Jan 26, 2007 16:18
Simcha once wrote on my wall in jest:
A woman is like , tea bag, you can use her more than once.
Me being bitter to Simcha yesterday:
A woman is like a tea bag, you can use her more than once before you throw her away.
Simcha's Response:
That isn't at all what I was doing. I was just trying to see if there could be anything between us. I think we should have taken things more slowly. I'm sorry if you feel used, but that was not the way I saw it.
I'm trying to recover from a very painful breakup, and the onlyway I see to do that is to start seeing people again.
I havn't succeeded so far. It's been about half a year now, but I'm still stuck in it. That's the women I wrote the poem about. I didn't warn you, because I was afraid it would scare you away.
Please take care,
Simcha
Whatever. I was still mad and doubtful. He called me today to talk about it for real, which I thought was very mature of him. And he seemed sincere, he said he didn't want me to feel used. That I was very pretty but he was waiting for something to happen in him and it didn't.

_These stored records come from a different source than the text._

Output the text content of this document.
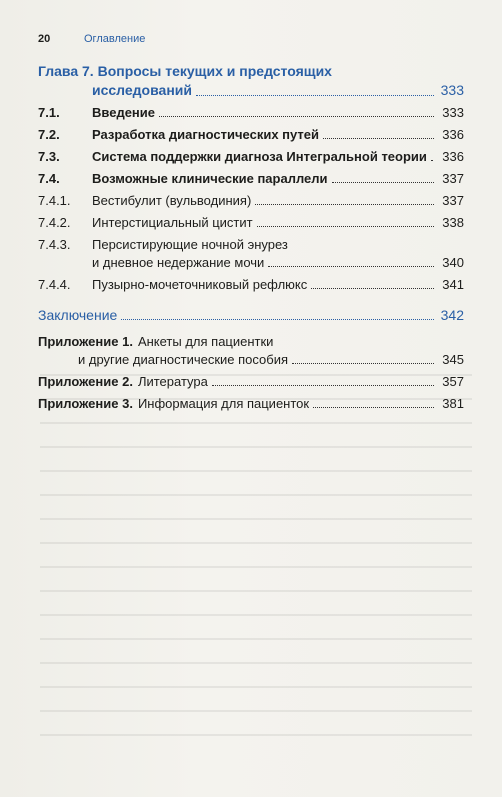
20	Оглавление
Глава 7. Вопросы текущих и предстоящих
исследований	333
7.1.	Введение	333
7.2.	Разработка диагностических путей	336
7.3.	Система поддержки диагноза Интегральной теории	336
7.4.	Возможные клинические параллели	337
7.4.1.	Вестибулит (вульводиния)	337
7.4.2.	Интерстициальный цистит	338
7.4.3.	Персистирующие ночной энурез
и дневное недержание мочи	340
7.4.4.	Пузырно-мочеточниковый рефлюкс	341
Заключение	342
Приложение 1. Анкеты для пациентки
и другие диагностические пособия	345
Приложение 2. Литература	357
Приложение 3. Информация для пациенток	381
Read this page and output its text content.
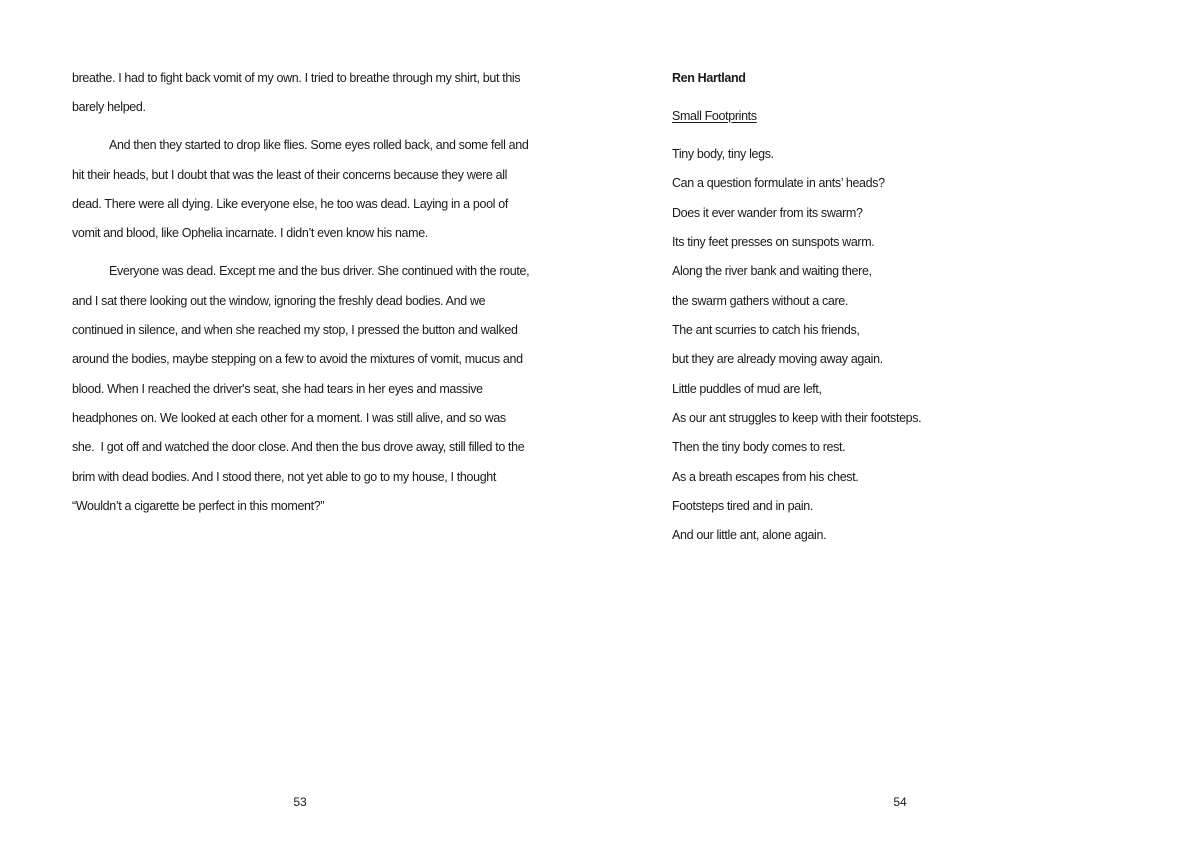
breathe. I had to fight back vomit of my own. I tried to breathe through my shirt, but this
barely helped.

And then they started to drop like flies. Some eyes rolled back, and some fell and
hit their heads, but I doubt that was the least of their concerns because they were all
dead. There were all dying. Like everyone else, he too was dead. Laying in a pool of
vomit and blood, like Ophelia incarnate. I didn’t even know his name.

Everyone was dead. Except me and the bus driver. She continued with the route,
and I sat there looking out the window, ignoring the freshly dead bodies. And we
continued in silence, and when she reached my stop, I pressed the button and walked
around the bodies, maybe stepping on a few to avoid the mixtures of vomit, mucus and
blood. When I reached the driver's seat, she had tears in her eyes and massive
headphones on. We looked at each other for a moment. I was still alive, and so was
she.  I got off and watched the door close. And then the bus drove away, still filled to the
brim with dead bodies. And I stood there, not yet able to go to my house, I thought
“Wouldn’t a cigarette be perfect in this moment?”

53
Ren Hartland
Small Footprints
Tiny body, tiny legs.
Can a question formulate in ants’ heads?
Does it ever wander from its swarm?
Its tiny feet presses on sunspots warm.
Along the river bank and waiting there,
the swarm gathers without a care.
The ant scurries to catch his friends,
but they are already moving away again.
Little puddles of mud are left,
As our ant struggles to keep with their footsteps.
Then the tiny body comes to rest.
As a breath escapes from his chest.
Footsteps tired and in pain.
And our little ant, alone again.
54
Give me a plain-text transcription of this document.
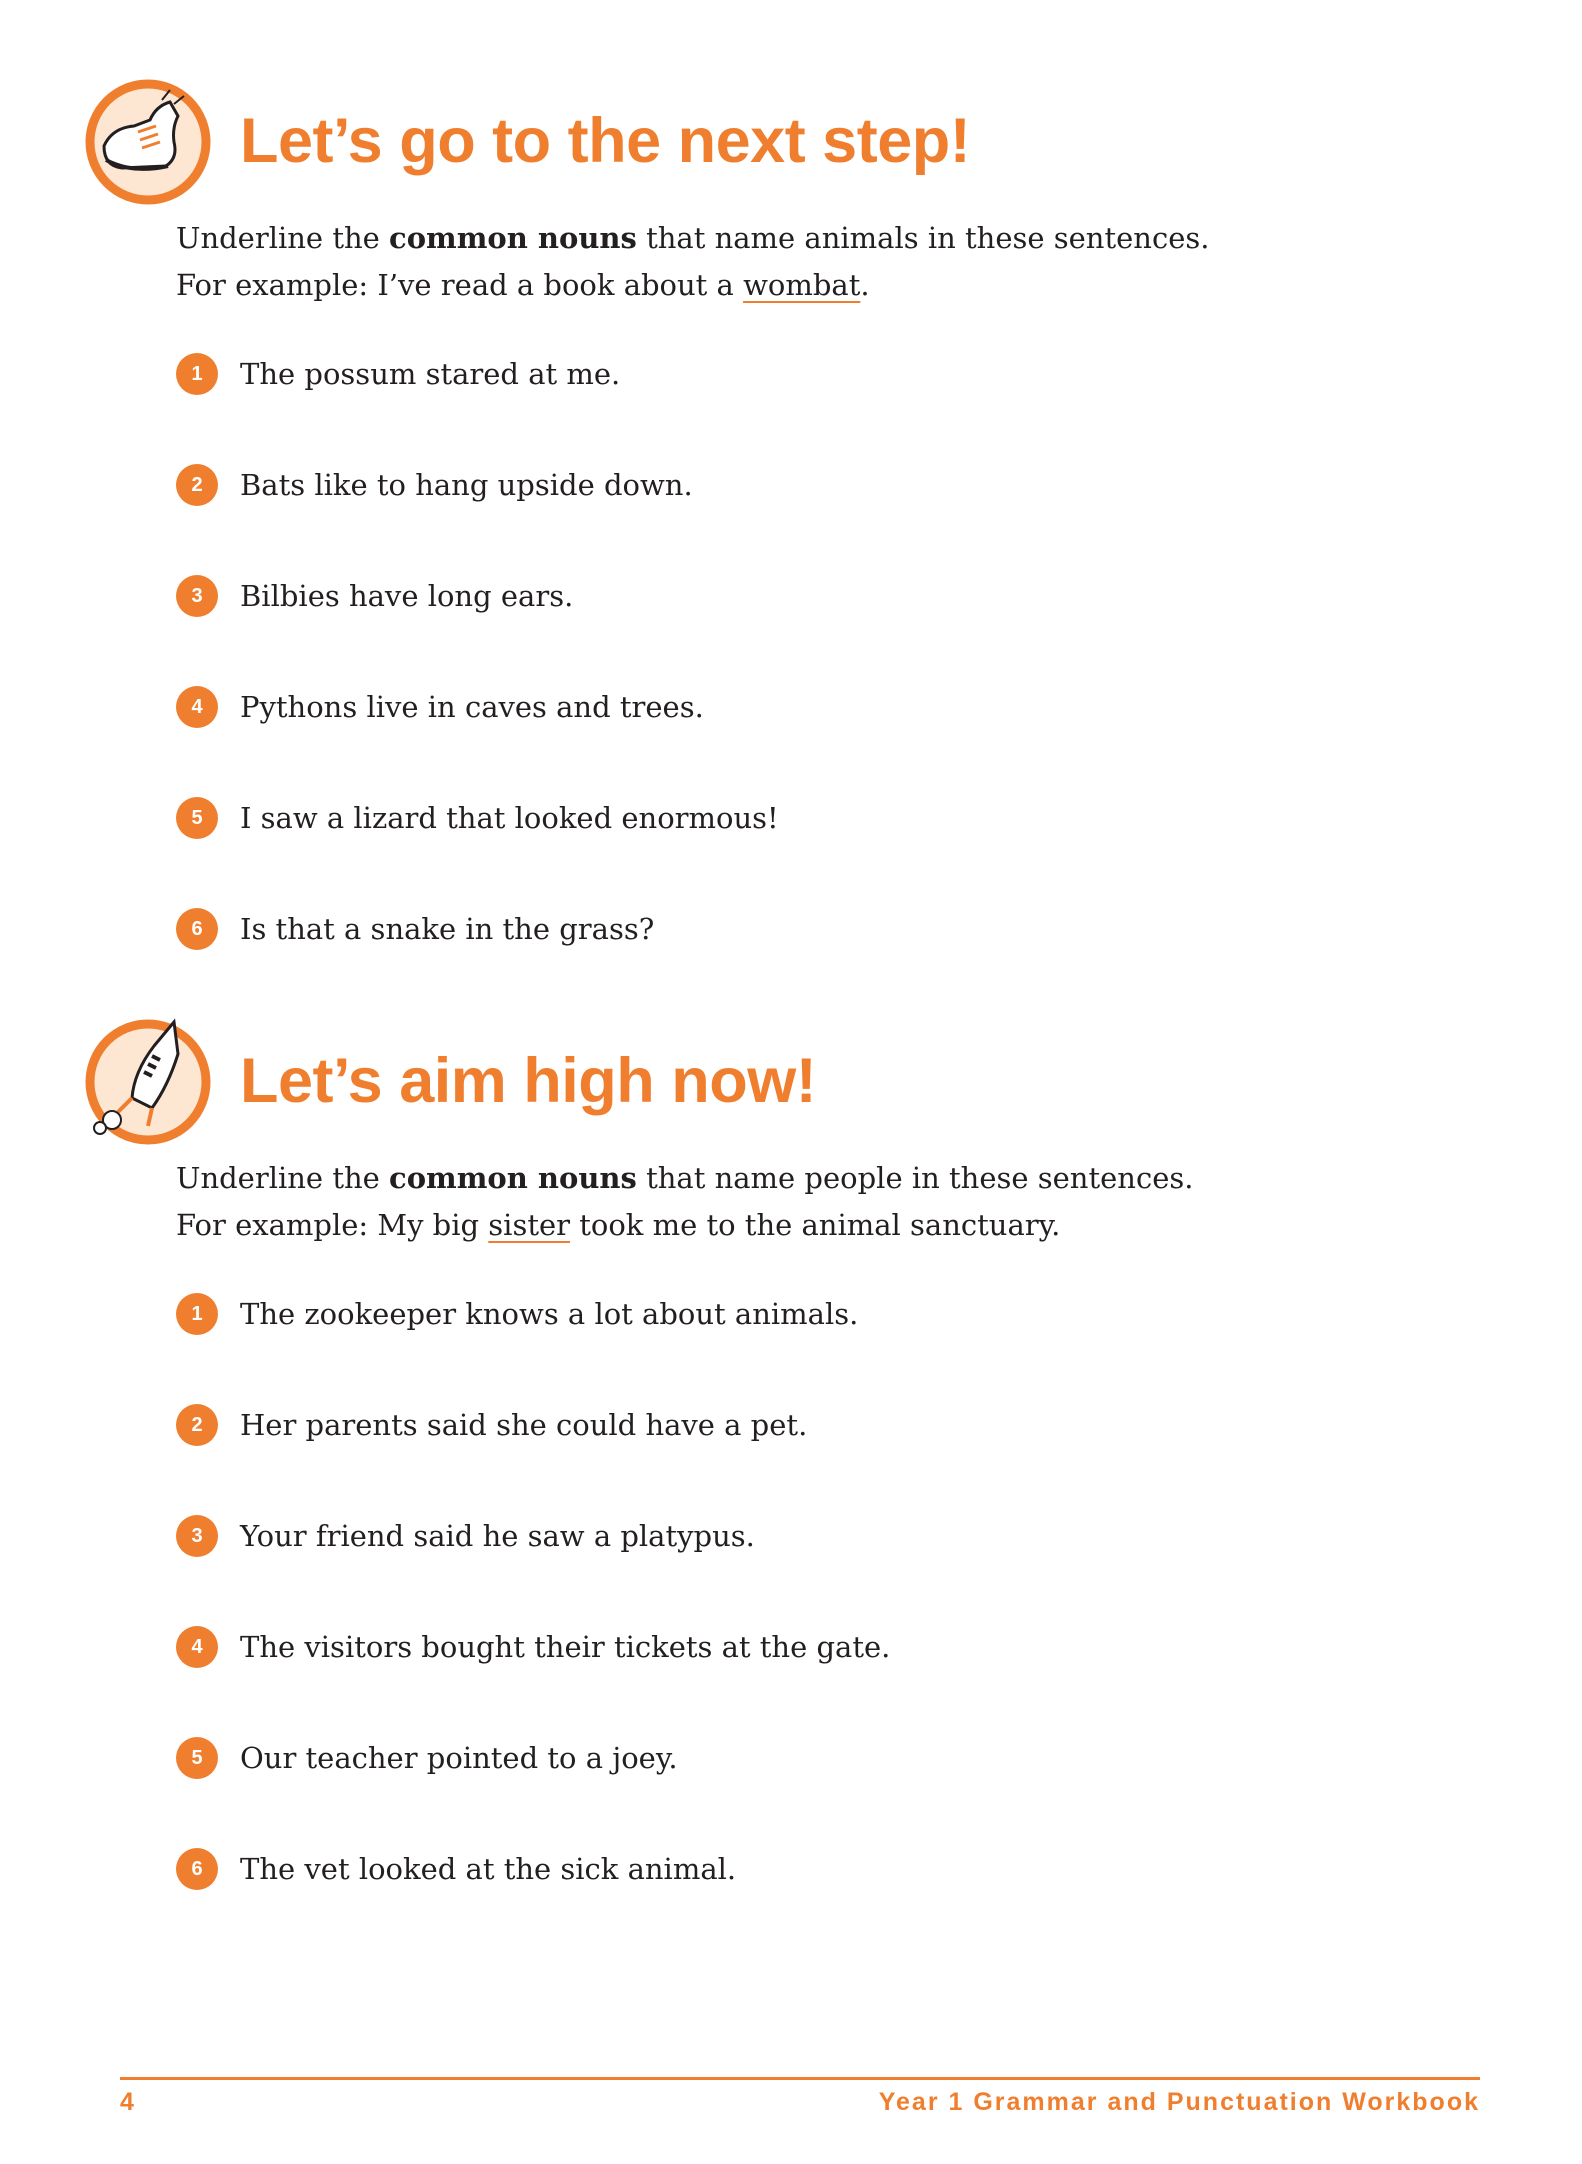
Let’s go to the next step!

Underline the common nouns that name animals in these sentences.

For example: I’ve read a book about a wombat.

1	The possum stared at me.
2	Bats like to hang upside down.
3	Bilbies have long ears.
4	Pythons live in caves and trees.
5	I saw a lizard that looked enormous!
6	Is that a snake in the grass?
Let’s aim high now!

Underline the common nouns that name people in these sentences.

For example: My big sister took me to the animal sanctuary.

1	The zookeeper knows a lot about animals.
2	Her parents said she could have a pet.
3	Your friend said he saw a platypus.
4	The visitors bought their tickets at the gate.
5	Our teacher pointed to a joey.
6	The vet looked at the sick animal.
4	Year 1 Grammar and Punctuation Workbook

What the fuck? You wanted to fall in love with me in a month, and if it didn't happen, you were gonna dump me? That doesn't make any sense to me. ANd that still doesn't change the fact that you were willing to have sex with me who knows how many times after you'd figured out that you didn't like me. He said that he makes up his mind very quickly. Anyway, there was an akwardly long conversation afterwards in which he asked me how I was doing. I'm thinking, how do you THINK I'm doing?? But of course I said I was fine.
He says he still wants to be my friend and hang out with me and stuff. I don't know. I'm still mad right now.